From the Guidelines
Haemochromatosis with low ferritin does not require immediate therapeutic phlebotomy, and instead, patients should undergo evaluation for causes of iron deficiency and regular monitoring of ferritin levels every 3-6 months. In the context of haemochromatosis, low ferritin levels are unusual and may indicate early disease, blood loss, or another concurrent condition affecting iron levels 1. According to the EASL clinical practice guidelines on haemochromatosis 1, the target for iron depletion during the induction phase is a serum ferritin of 50 μg/L, but not lower to avoid iron deficiency. However, for patients with confirmed haemochromatosis genetic mutations but low ferritin, no therapeutic phlebotomy is indicated until ferritin levels rise above the normal range.
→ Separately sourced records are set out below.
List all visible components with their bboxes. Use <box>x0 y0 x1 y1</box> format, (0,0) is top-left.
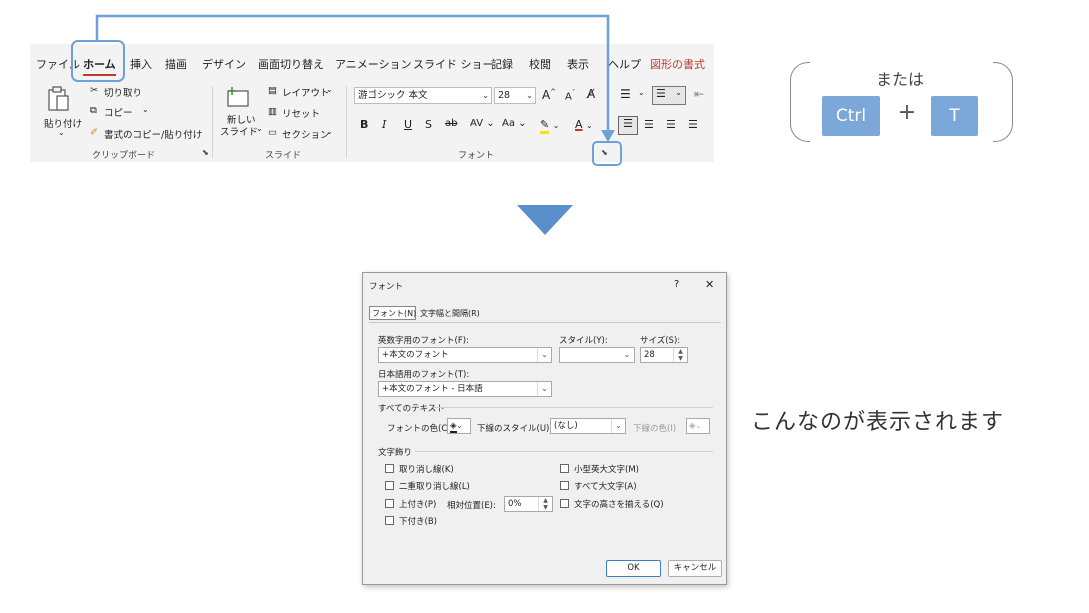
offset-value: 0% <box>508 499 522 509</box>
strikethrough-label: 取り消し線(K) <box>399 465 454 475</box>
small-caps-label: 小型英大文字(M) <box>574 465 639 475</box>
subscript-checkbox[interactable] <box>385 516 394 525</box>
chevron-down-icon: ⌄ <box>537 382 551 396</box>
font-color-picker[interactable]: ◈⌄ <box>447 418 471 434</box>
equalize-height-label: 文字の高さを揃える(Q) <box>574 500 664 510</box>
size-value: 28 <box>644 350 655 360</box>
all-text-header: すべてのテキスト <box>378 404 445 414</box>
latin-font-label: 英数字用のフォント(F): <box>378 336 469 346</box>
tab-spacing[interactable]: 文字幅と間隔(R) <box>420 308 480 319</box>
small-caps-checkbox[interactable] <box>560 464 569 473</box>
superscript-label: 上付き(P) <box>399 500 437 510</box>
latin-font-select[interactable]: +本文のフォント ⌄ <box>378 347 552 363</box>
underline-style-select[interactable]: (なし) ⌄ <box>550 418 626 434</box>
all-caps-label: すべて大文字(A) <box>574 482 637 492</box>
chevron-down-icon: ⌄ <box>623 350 631 359</box>
tab-font-label: フォント(N) <box>372 309 417 318</box>
caption-text: こんなのが表示されます <box>751 410 1005 435</box>
offset-label: 相対位置(E): <box>447 501 496 511</box>
plus-sign: + <box>897 100 917 125</box>
dialog-title: フォント <box>369 282 404 292</box>
spinner-arrows-icon: ▲ ▼ <box>673 348 687 362</box>
bracket-right <box>993 62 1013 142</box>
all-caps-checkbox[interactable] <box>560 481 569 490</box>
asian-font-select[interactable]: +本文のフォント - 日本語 ⌄ <box>378 381 552 397</box>
offset-spinner[interactable]: 0% ▲ ▼ <box>504 496 553 512</box>
size-spinner[interactable]: 28 ▲ ▼ <box>640 347 688 363</box>
section-divider <box>415 451 713 452</box>
tab-font[interactable]: フォント(N) <box>369 306 416 320</box>
chevron-down-icon: ⌄ <box>537 348 551 362</box>
tab-divider <box>369 322 721 323</box>
asian-font-label: 日本語用のフォント(T): <box>378 370 470 380</box>
or-text: または <box>875 70 924 89</box>
down-arrow-icon <box>517 205 573 235</box>
style-label: スタイル(Y): <box>559 336 608 346</box>
cancel-button[interactable]: キャンセル <box>668 560 722 577</box>
subscript-label: 下付き(B) <box>399 517 437 527</box>
font-dialog: フォント ? ✕ フォント(N) 文字幅と間隔(R) 英数字用のフォント(F):… <box>362 272 727 585</box>
tutorial-image: { "ribbon": { "tabs": ["ファイル","ホーム","挿入"… <box>0 0 1089 613</box>
effects-header: 文字飾り <box>378 448 413 458</box>
underline-style-label: 下線のスタイル(U) <box>477 424 550 434</box>
double-strikethrough-label: 二重取り消し線(L) <box>399 482 470 492</box>
latin-font-value: +本文のフォント <box>382 350 449 360</box>
double-strikethrough-checkbox[interactable] <box>385 481 394 490</box>
bracket-left <box>790 62 810 142</box>
strikethrough-checkbox[interactable] <box>385 464 394 473</box>
underline-color-label: 下線の色(I) <box>633 424 677 434</box>
style-select[interactable]: ⌄ <box>559 347 635 363</box>
underline-color-picker[interactable]: ◈⌄ <box>686 418 710 434</box>
chevron-down-icon: ⌄ <box>695 422 702 430</box>
help-button[interactable]: ? <box>674 279 679 290</box>
close-button[interactable]: ✕ <box>705 278 714 291</box>
size-label: サイズ(S): <box>640 336 681 346</box>
chevron-down-icon: ⌄ <box>611 419 625 433</box>
spinner-arrows-icon: ▲ ▼ <box>538 497 552 511</box>
underline-style-value: (なし) <box>554 421 578 431</box>
ok-button[interactable]: OK <box>606 560 661 577</box>
t-key: T <box>931 96 978 136</box>
superscript-checkbox[interactable] <box>385 499 394 508</box>
section-divider <box>433 407 713 408</box>
ctrl-key: Ctrl <box>822 96 880 136</box>
asian-font-value: +本文のフォント - 日本語 <box>382 384 483 394</box>
font-color-label: フォントの色(C) <box>387 424 451 434</box>
chevron-down-icon: ⌄ <box>456 422 463 430</box>
equalize-height-checkbox[interactable] <box>560 499 569 508</box>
Some key points to consider in managing haemochromatosis with low ferritin include:
- Evaluating for causes of iron deficiency such as gastrointestinal bleeding, menstrual blood loss, malabsorption, or dietary insufficiency 1
- Regular monitoring of ferritin levels every 3-6 months to detect when iron loading begins 1
- Treating any identified cause of iron deficiency while continuing to monitor iron parameters 1
- Initiating standard haemochromatosis management with therapeutic phlebotomy once ferritin levels begin to rise above normal, aiming to maintain ferritin in the low-normal range 1. It is also important to monitor serum haemoglobin during both induction and maintenance phases, and adjust the frequency of phlebotomy accordingly 1. Additionally, periodic checks of plasma folate and plasma cobalamin are recommended, especially in patients who require numerous venesections 1.
From the Research
Haemochromatosis with Low Ferritin
- Haemochromatosis is a genetic disorder characterized by excessive iron absorption, leading to iron overload and potential organ damage 2, 3, 4.
- The diagnosis of haemochromatosis is typically based on elevated serum ferritin levels and transferrin saturation, as well as genetic testing for HFE gene mutations 3, 5, 6.
- However, low ferritin levels in patients with haemochromatosis can pose a diagnostic challenge, as ferritin levels can be influenced by various factors such as inflammation, liver disease, and other iron overload syndromes 2, 6.
- Studies have shown that patients with HFE gene mutations, particularly C282Y homozygotes, can have abnormal transferrin saturation and serum ferritin values, but penetrance can be incomplete, and some individuals may have normal or low ferritin levels despite having the mutation 5, 6.
- In cases where ferritin levels are low, other diagnostic approaches such as genetic testing, liver biopsy, and magnetic resonance imaging (MRI) may be necessary to confirm the diagnosis of haemochromatosis 3, 4.
Diagnostic Considerations
- Serum ferritin measurement is a useful prognostic indicator of disease severity, but it is not always elevated in patients with haemochromatosis 3, 5.
- Transferrin saturation is also an important diagnostic parameter, but it can be influenced by factors such as iron deficiency and inflammation 5.
- Genetic testing for HFE gene mutations can help confirm the diagnosis of haemochromatosis, but it is not always necessary, and other diagnostic approaches may be sufficient 3, 6.
- Liver biopsy may be necessary to stage the degree of fibrosis and diagnose non-classical hereditary hemochromatosis in patients with other genetic defects 3.
Management and Treatment
- Phlebotomy is the first-line treatment for haemochromatosis, and it is guided by serial measurements of serum ferritin levels and transferrin saturation 3, 4.
- Dietary modification is generally unnecessary, but a healthy, well-balanced diet is recommended as part of the ongoing management of the disease 4.
- Iron avidity can result from overtreatment, and it may mimic undertreatment with persistently elevated transferrin saturation 3.